CAPITOL HILL: The congressional fight over the fate of Northrop Grumman’s 18 Global Hawk Block 30s is on, led so far by Rep. Norm Dicks on the House Appropriations defense subcommittee.

“The idea we would spend all this money to buy them and then put them in a hangar is just unacceptable,” said Dicks, ranking member on the HAC-D. The Air Force, Dicks told the assembled senior Air Force leaders, “must” find a use for the aircraft, perhaps NATO, the Navy or another group might be able to use them. He was not alone. Reps. Jim Moran and Jo Bonner joined him in raising fundamental questions about the Air Force decision to save an estimated $2.5 billion over the next five years.

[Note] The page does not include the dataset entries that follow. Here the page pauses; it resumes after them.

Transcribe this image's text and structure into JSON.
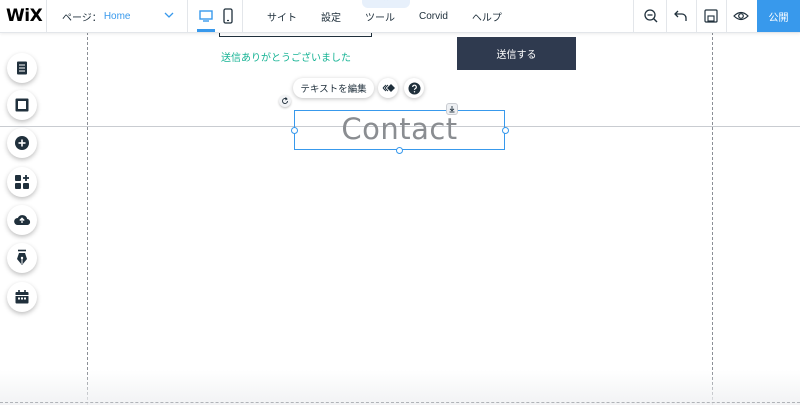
{
  "app": {
    "logo": "WiX"
  },
  "page_selector": {
    "label": "ページ：",
    "value": "Home"
  },
  "menu": [
    "サイト",
    "設定",
    "ツール",
    "Corvid",
    "ヘルプ"
  ],
  "top_tab": "⌃",
  "publish_label": "公開",
  "stage": {
    "success_message": "送信ありがとうございました",
    "submit_label": "送信する",
    "contact_title": "Contact"
  },
  "element_toolbar": {
    "edit_text_label": "テキストを編集"
  },
  "colors": {
    "accent": "#3899ec",
    "success": "#16b394",
    "dark_button": "#2f3a4f"
  },
  "icons": {
    "left_toolbar": [
      "menus-pages-icon",
      "background-icon",
      "add-icon",
      "app-market-icon",
      "upload-icon",
      "blog-pen-icon",
      "bookings-calendar-icon"
    ],
    "top_tools": [
      "zoom-out-icon",
      "undo-icon",
      "save-icon",
      "preview-eye-icon"
    ]
  }
}
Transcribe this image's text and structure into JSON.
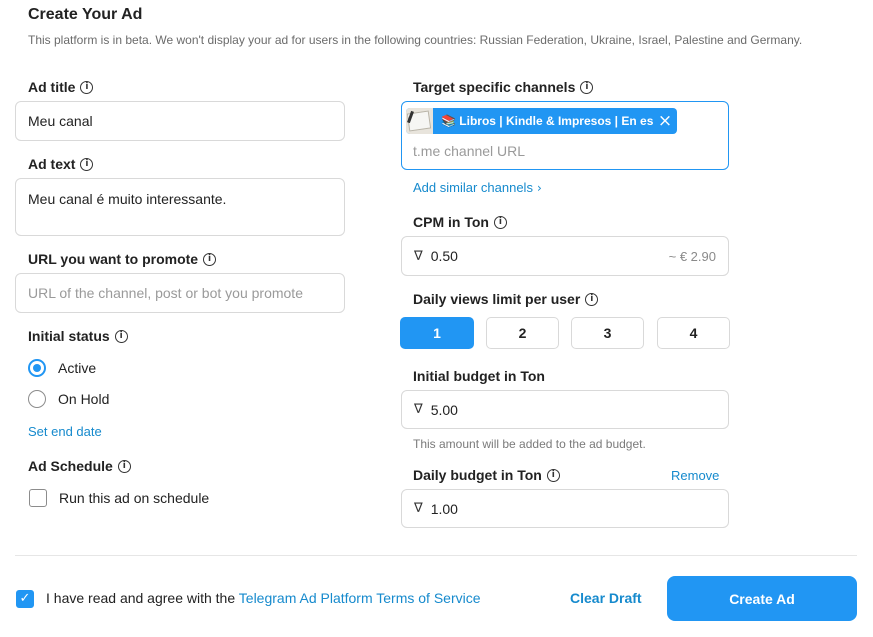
{
  "header": {
    "title": "Create Your Ad",
    "subtitle": "This platform is in beta. We won't display your ad for users in the following countries: Russian Federation, Ukraine, Israel, Palestine and Germany."
  },
  "left": {
    "ad_title": {
      "label": "Ad title",
      "value": "Meu canal"
    },
    "ad_text": {
      "label": "Ad text",
      "value": "Meu canal é muito interessante."
    },
    "url": {
      "label": "URL you want to promote",
      "placeholder": "URL of the channel, post or bot you promote"
    },
    "initial_status": {
      "label": "Initial status",
      "options": [
        {
          "label": "Active",
          "selected": true
        },
        {
          "label": "On Hold",
          "selected": false
        }
      ],
      "end_date_link": "Set end date"
    },
    "schedule": {
      "label": "Ad Schedule",
      "checkbox_label": "Run this ad on schedule",
      "checked": false
    }
  },
  "right": {
    "channels": {
      "label": "Target specific channels",
      "chip_label": "📚 Libros | Kindle & Impresos | En es...",
      "placeholder": "t.me channel URL",
      "similar_link": "Add similar channels"
    },
    "cpm": {
      "label": "CPM in Ton",
      "value": "0.50",
      "approx": "~ € 2.90"
    },
    "daily_views": {
      "label": "Daily views limit per user",
      "options": [
        "1",
        "2",
        "3",
        "4"
      ],
      "selected": "1"
    },
    "initial_budget": {
      "label": "Initial budget in Ton",
      "value": "5.00",
      "hint": "This amount will be added to the ad budget."
    },
    "daily_budget": {
      "label": "Daily budget in Ton",
      "remove_link": "Remove",
      "value": "1.00"
    }
  },
  "footer": {
    "agree_prefix": "I have read and agree with the ",
    "agree_link": "Telegram Ad Platform Terms of Service",
    "agree_checked": true,
    "clear_draft": "Clear Draft",
    "create_ad": "Create Ad"
  },
  "colors": {
    "accent": "#2196f3",
    "link": "#168acd",
    "border": "#d9d9d9"
  },
  "icons": {
    "info": "info-circle-icon",
    "ton": "ton-icon",
    "close": "close-icon",
    "chevron": "chevron-right-icon",
    "check": "check-icon"
  }
}
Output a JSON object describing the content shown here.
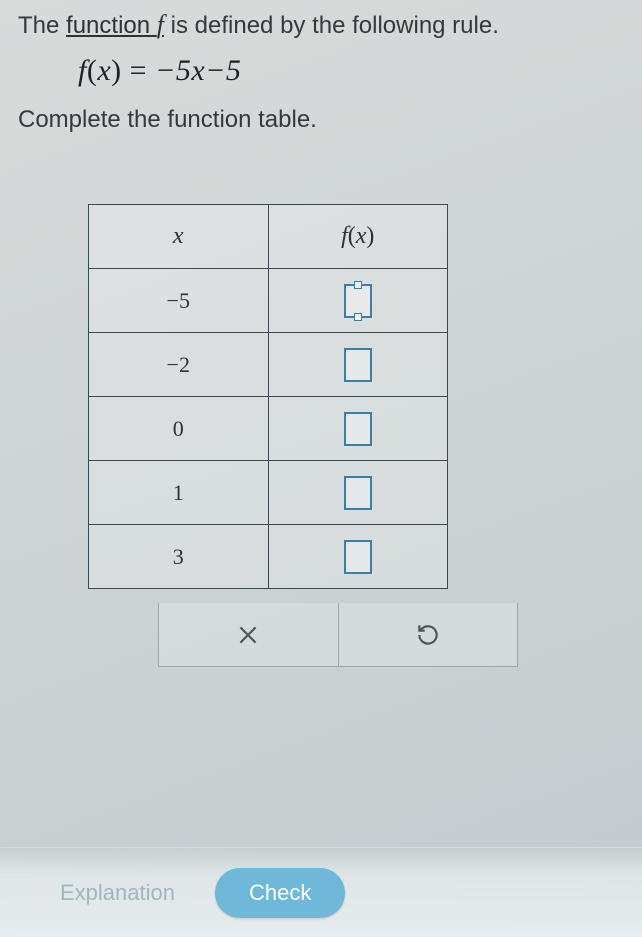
{
  "intro": {
    "prefix": "The ",
    "link": "function ",
    "fvar": "f",
    "suffix": " is defined by the following rule."
  },
  "formula": {
    "lhs_f": "f",
    "lhs_open": "(",
    "lhs_x": "x",
    "lhs_close": ")",
    "eq": " = ",
    "rhs": "−5x−5"
  },
  "instruction": "Complete the function table.",
  "table": {
    "headers": {
      "x": "x",
      "fx_f": "f",
      "fx_open": "(",
      "fx_x": "x",
      "fx_close": ")"
    },
    "rows": [
      {
        "x": "−5",
        "active": true
      },
      {
        "x": "−2",
        "active": false
      },
      {
        "x": "0",
        "active": false
      },
      {
        "x": "1",
        "active": false
      },
      {
        "x": "3",
        "active": false
      }
    ]
  },
  "toolbar": {
    "clear_icon": "clear-x-icon",
    "reset_icon": "reset-icon"
  },
  "footer": {
    "explanation": "Explanation",
    "check": "Check"
  }
}
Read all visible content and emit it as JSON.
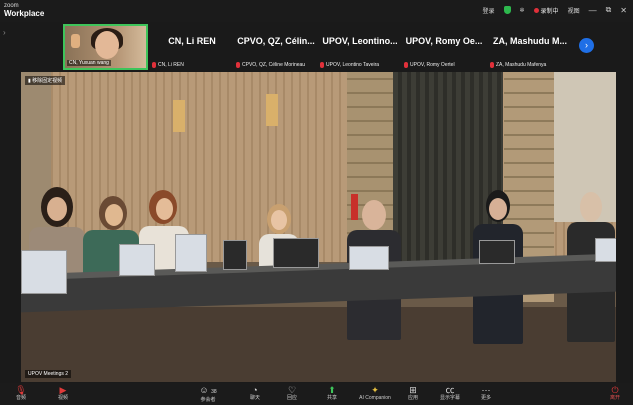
{
  "app": {
    "logo_line1": "zoom",
    "logo_line2": "Workplace"
  },
  "titlebar": {
    "signin": "登录",
    "recording": "录制中",
    "view": "视图",
    "minimize": "—",
    "restore": "⧉",
    "close": "✕"
  },
  "self_view": {
    "name": "CN, Yuxuan wang"
  },
  "participants": [
    {
      "display": "CN, Li REN",
      "name": "CN, Li REN"
    },
    {
      "display": "CPVO, QZ, Célin...",
      "name": "CPVO, QZ, Céline Morineau"
    },
    {
      "display": "UPOV, Leontino...",
      "name": "UPOV, Leontino Taveira"
    },
    {
      "display": "UPOV, Romy Oe...",
      "name": "UPOV, Romy Oertel"
    },
    {
      "display": "ZA, Mashudu M...",
      "name": "ZA, Mashudu Mafenya"
    }
  ],
  "stage": {
    "label": "▮ 移除固定视频",
    "speaker_name": "UPOV Meetings 2"
  },
  "toolbar": {
    "audio": "音频",
    "video": "视频",
    "participants": "参会者",
    "participant_count": "38",
    "chat": "聊天",
    "react": "回应",
    "share": "共享",
    "ai_companion": "AI Companion",
    "apps": "应用",
    "captions": "显示字幕",
    "more": "更多",
    "leave": "离开"
  },
  "icons": {
    "mic": "mic-off-icon",
    "cam": "camera-off-icon",
    "people": "people-icon",
    "chat": "chat-icon",
    "heart": "heart-icon",
    "share": "share-icon",
    "ai": "sparkle-icon",
    "apps": "apps-icon",
    "cc": "cc-icon",
    "more": "more-icon",
    "leave": "leave-icon",
    "shield": "shield-icon",
    "next": "chevron-right-icon"
  },
  "colors": {
    "accent_green": "#3ec45a",
    "record_red": "#e0303a",
    "next_blue": "#1f6fe6"
  }
}
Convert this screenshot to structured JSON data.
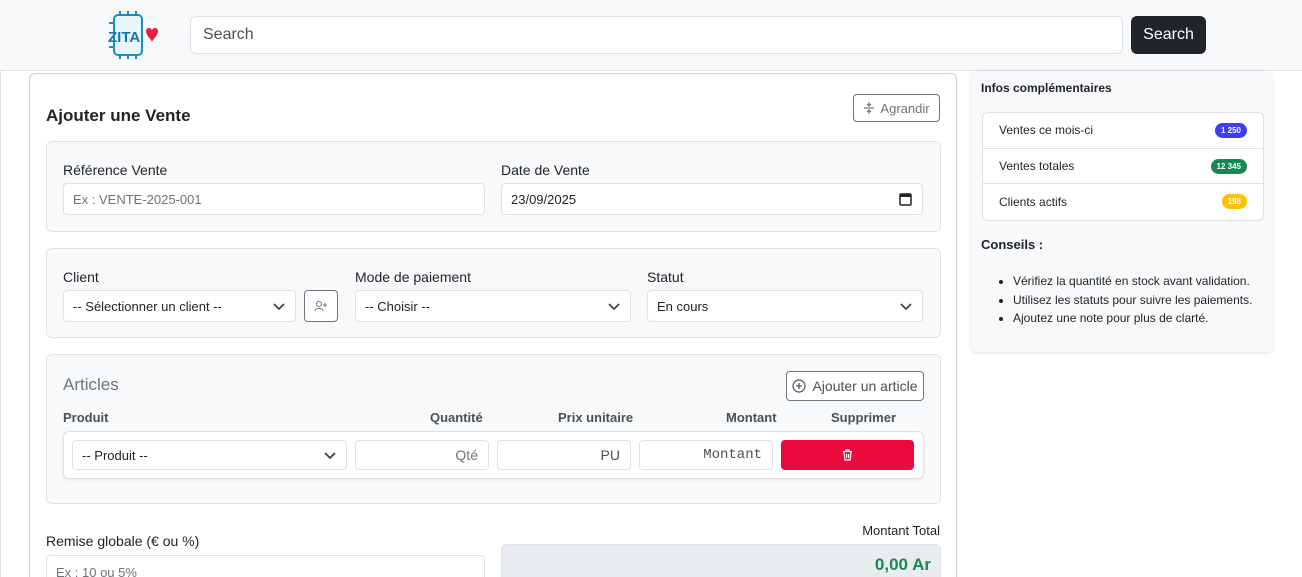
{
  "header": {
    "search_placeholder": "Search",
    "search_button": "Search",
    "logo_text": "ZITA"
  },
  "form": {
    "title": "Ajouter une Vente",
    "expand_button": "Agrandir",
    "reference": {
      "label": "Référence Vente",
      "placeholder": "Ex : VENTE-2025-001"
    },
    "date": {
      "label": "Date de Vente",
      "value": "23/09/2025"
    },
    "client": {
      "label": "Client",
      "value": "-- Sélectionner un client --"
    },
    "payment": {
      "label": "Mode de paiement",
      "value": "-- Choisir --"
    },
    "status": {
      "label": "Statut",
      "value": "En cours"
    },
    "articles": {
      "title": "Articles",
      "add_button": "Ajouter un article",
      "columns": [
        "Produit",
        "Quantité",
        "Prix unitaire",
        "Montant",
        "Supprimer"
      ],
      "row": {
        "product": "-- Produit --",
        "qty_placeholder": "Qté",
        "price_placeholder": "PU",
        "amount_placeholder": "Montant"
      }
    },
    "discount": {
      "label": "Remise globale (€ ou %)",
      "placeholder": "Ex : 10 ou 5%"
    },
    "total": {
      "label": "Montant Total",
      "value": "0,00 Ar"
    }
  },
  "sidebar": {
    "title": "Infos complémentaires",
    "stats": [
      {
        "label": "Ventes ce mois-ci",
        "value": "1 250",
        "color": "#3d3df5",
        "text_color": "#ffffff"
      },
      {
        "label": "Ventes totales",
        "value": "12 345",
        "color": "#198754",
        "text_color": "#ffffff"
      },
      {
        "label": "Clients actifs",
        "value": "198",
        "color": "#ffc107",
        "text_color": "#ffffff"
      }
    ],
    "tips_title": "Conseils :",
    "tips": [
      "Vérifiez la quantité en stock avant validation.",
      "Utilisez les statuts pour suivre les paiements.",
      "Ajoutez une note pour plus de clarté."
    ]
  }
}
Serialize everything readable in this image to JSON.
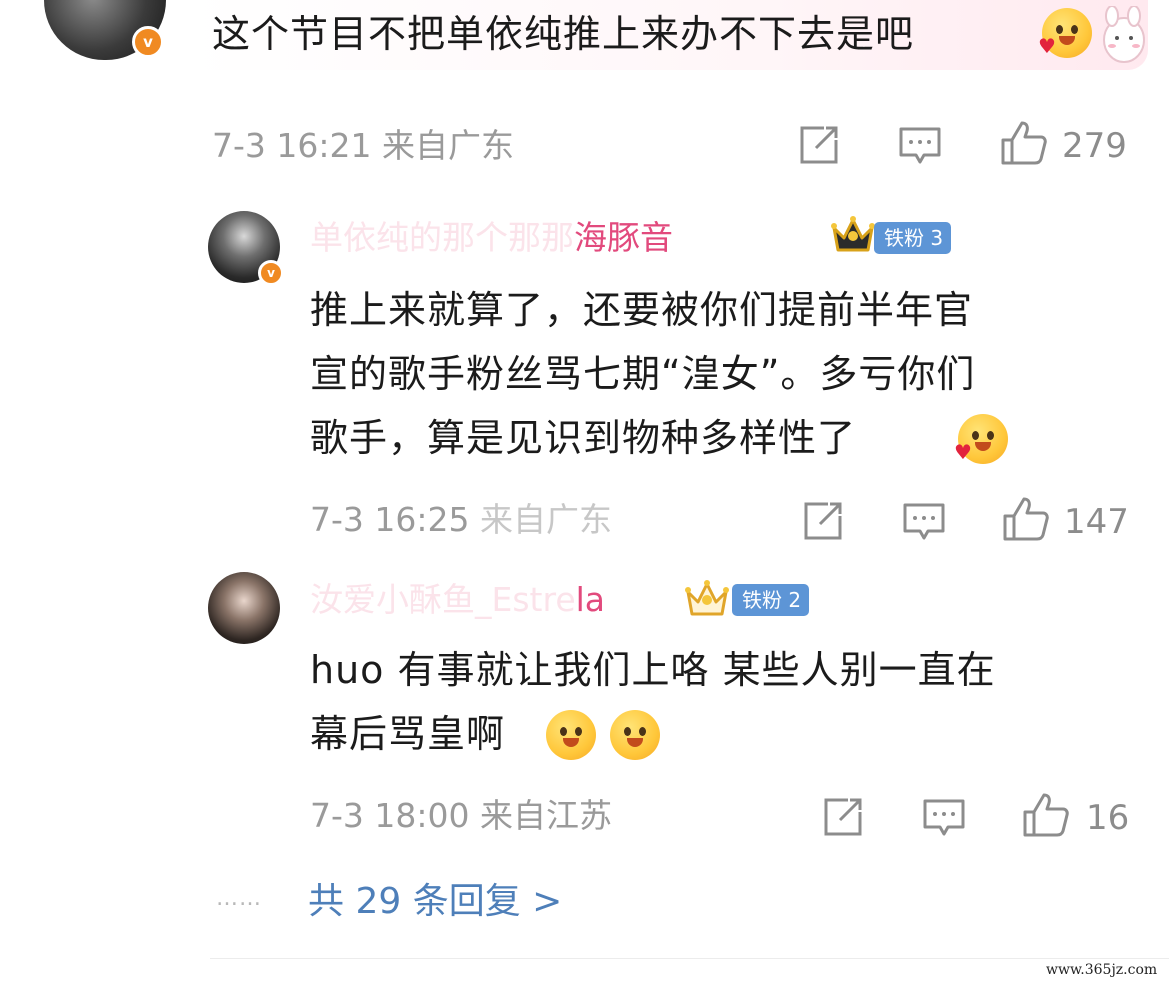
{
  "comment_top": {
    "text": "这个节目不把单依纯推上来办不下去是吧",
    "meta": "7-3 16:21 来自广东",
    "likes": "279"
  },
  "reply_1": {
    "username_blur": "单依纯的那个那那",
    "username_clear": "海豚音",
    "fan_badge": "铁粉 3",
    "text_lines": [
      "推上来就算了，还要被你们提前半年官",
      "宣的歌手粉丝骂七期“湟女”。多亏你们",
      "歌手，算是见识到物种多样性了"
    ],
    "meta_clear": "7-3 16:25",
    "meta_faded": "来自广东",
    "likes": "147"
  },
  "reply_2": {
    "username_blur": "汝爱小酥鱼_Estre",
    "username_clear": "la",
    "fan_badge": "铁粉 2",
    "text_lines": [
      "huo 有事就让我们上咯 某些人别一直在",
      "幕后骂皇啊"
    ],
    "meta": "7-3 18:00 来自江苏",
    "likes": "16"
  },
  "footer": {
    "dots": "……",
    "reply_count": "共 29 条回复 >"
  },
  "watermark": "www.365jz.com",
  "colors": {
    "badge_orange": "#f08a22",
    "fan_badge_blue": "#5d95d6",
    "link_blue": "#4e7fb9",
    "username_pink": "#e24a7d"
  },
  "icons": [
    "share-icon",
    "comment-icon",
    "like-icon",
    "crown-icon",
    "verified-icon",
    "emoji-icon"
  ]
}
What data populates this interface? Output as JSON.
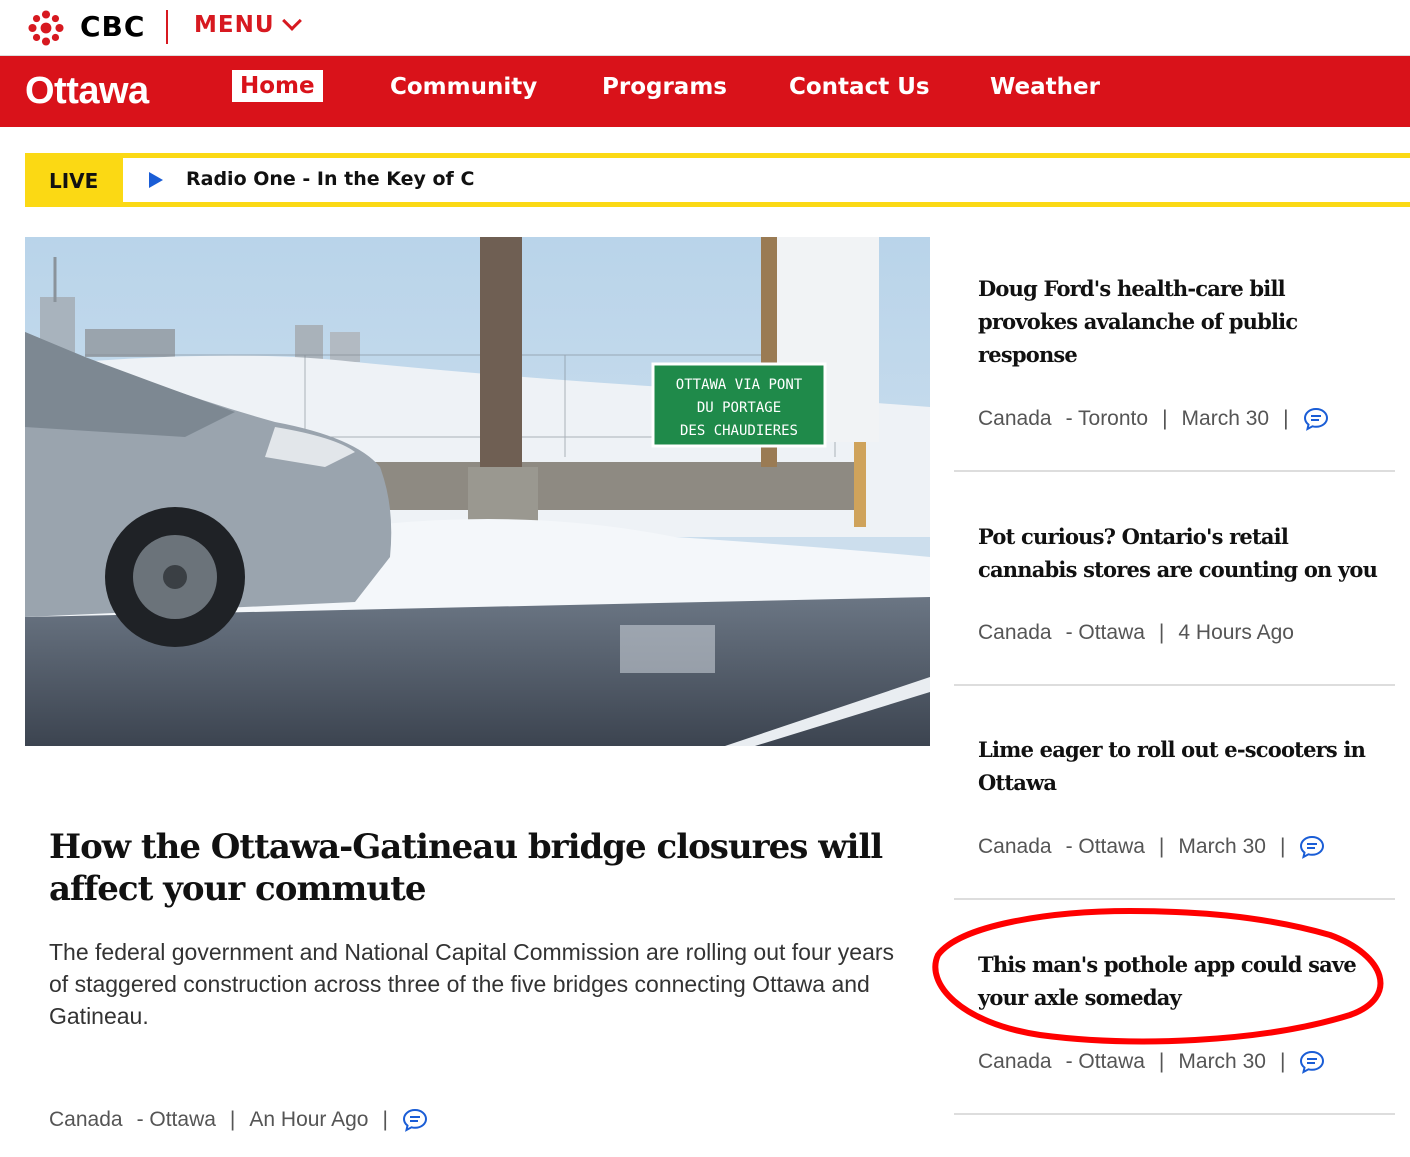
{
  "topbar": {
    "brand": "CBC",
    "menu_label": "MENU",
    "logo_icon": "cbc-gem-icon"
  },
  "nav": {
    "region": "Ottawa",
    "items": [
      {
        "label": "Home",
        "active": true
      },
      {
        "label": "Community",
        "active": false
      },
      {
        "label": "Programs",
        "active": false
      },
      {
        "label": "Contact Us",
        "active": false
      },
      {
        "label": "Weather",
        "active": false
      }
    ]
  },
  "live": {
    "label": "LIVE",
    "title": "Radio One - In the Key of C",
    "icon": "play-icon"
  },
  "hero": {
    "title": "How the Ottawa-Gatineau bridge closures will affect your commute",
    "description": "The federal government and National Capital Commission are rolling out four years of staggered construction across three of the five bridges connecting Ottawa and Gatineau.",
    "sign_lines": [
      "OTTAWA  VIA  PONT",
      "DU  PORTAGE",
      "DES  CHAUDIERES"
    ],
    "meta": {
      "country": "Canada",
      "city": "- Ottawa",
      "time": "An Hour Ago",
      "sep": "|"
    }
  },
  "stories": [
    {
      "title": "Doug Ford's health-care bill provokes avalanche of public response",
      "country": "Canada",
      "city": "- Toronto",
      "time": "March 30",
      "has_comments": true
    },
    {
      "title": "Pot curious? Ontario's retail cannabis stores are counting on you",
      "country": "Canada",
      "city": "- Ottawa",
      "time": "4 Hours Ago",
      "has_comments": false
    },
    {
      "title": "Lime eager to roll out e-scooters in Ottawa",
      "country": "Canada",
      "city": "- Ottawa",
      "time": "March 30",
      "has_comments": true
    },
    {
      "title": "This man's pothole app could save your axle someday",
      "country": "Canada",
      "city": "- Ottawa",
      "time": "March 30",
      "has_comments": true
    }
  ],
  "colors": {
    "brand_red": "#d9121a",
    "live_yellow": "#fbd914",
    "comment_blue": "#1a5dd6",
    "annotation_red": "#ff0000"
  }
}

The Air Force decision, Rep. Moran said, “really seems to be an about face.” He noted the House Appropriations Committee had approved $6 billion “over the past decade” to buy Global Hawk Block 30s. The Air Force has long said they were supposed to replace the aging U-2 fleet, which is about 25 years old, on average. As recently as six months ago, the Air Force reaffirmed that Global Hawks were the cheapest and best solution to provide airborne intelligence, surveillance and reconnaissance.

At the end of the hearing I asked Dicks if he had talked with Northrop about the cancellation. He hadn’t and said he didn’t know what solutions might be available to deal with the complex issues the Air Force faces since several of the Global Hawks are on the production line, a few aren’t contracted for yet and the rest are finished.

Will he push legislation to force the Air Force to do something? It may not come from the HAC-D but I think you can be pretty sure legislation will get written. Dicks said he’d be talking with his very good friend Rep. Adam Smith, ranking member of the House Armed Services Committee. Smith holds an adjoining district to Dicks and the two frequently work together.

Air Force Secretary Mike Donley clarified a few facts and admitted the service does not have all the answers to the Global Hawk issue yet. The decision to cut the Block 30 Global Hawks was made by the Air Force, not OSD, he said. Industry sources have said that the Air Force was overruled by OSD. Donley also made clear the service has not figured out what to do with the Global Hawks still on the production line or how to treat the money that has been appropriated for the UAVs for which contracts have not yet been issued.

The other hot news of the day centered on the flawed Super Tucano contract to supply planes to Afghanistan, which the Air Force canceled last week saying mistakes had been made. Rep. Ander Crenshaw made Air Force Chief of Staff Gen. Norton Schwartz wince a bit when he said the latest goof “kind of brings to mind the tanker saga.”

Donley told the Florida congressman that he did not think the plane’s requirements would change. But this is not a competition that can be nuanced. “It is very likely we will have to go back and start from scratch on this source selection,” he told the appropriator. “It is not the way we wanted this program to be managed or for this to play out.”

In other news at today’s hearing, Moran sparked an interesting exchange with Schwartz about Lockheed Martin’s F-35A. He mentioned the “less demanding flight profile” recently approved by the Joint Requirements Oversight Council and wanted to know why this happened. Schwartz made pretty clear it came down to dollars and sense. The chief of staff said the flight radius was changed by 5 miles. “How much do we want to invest to recoup those 5 miles,” Schwartz asked Moran. The congressman dropped the line of inquiry. And there is a lesson about the 80 percent solution becoming reality. We may not be buying exactly what we hope to buy anymore. Instead, we are going to get the best deal we can find and afford. At least til the next economic bubble or the next war.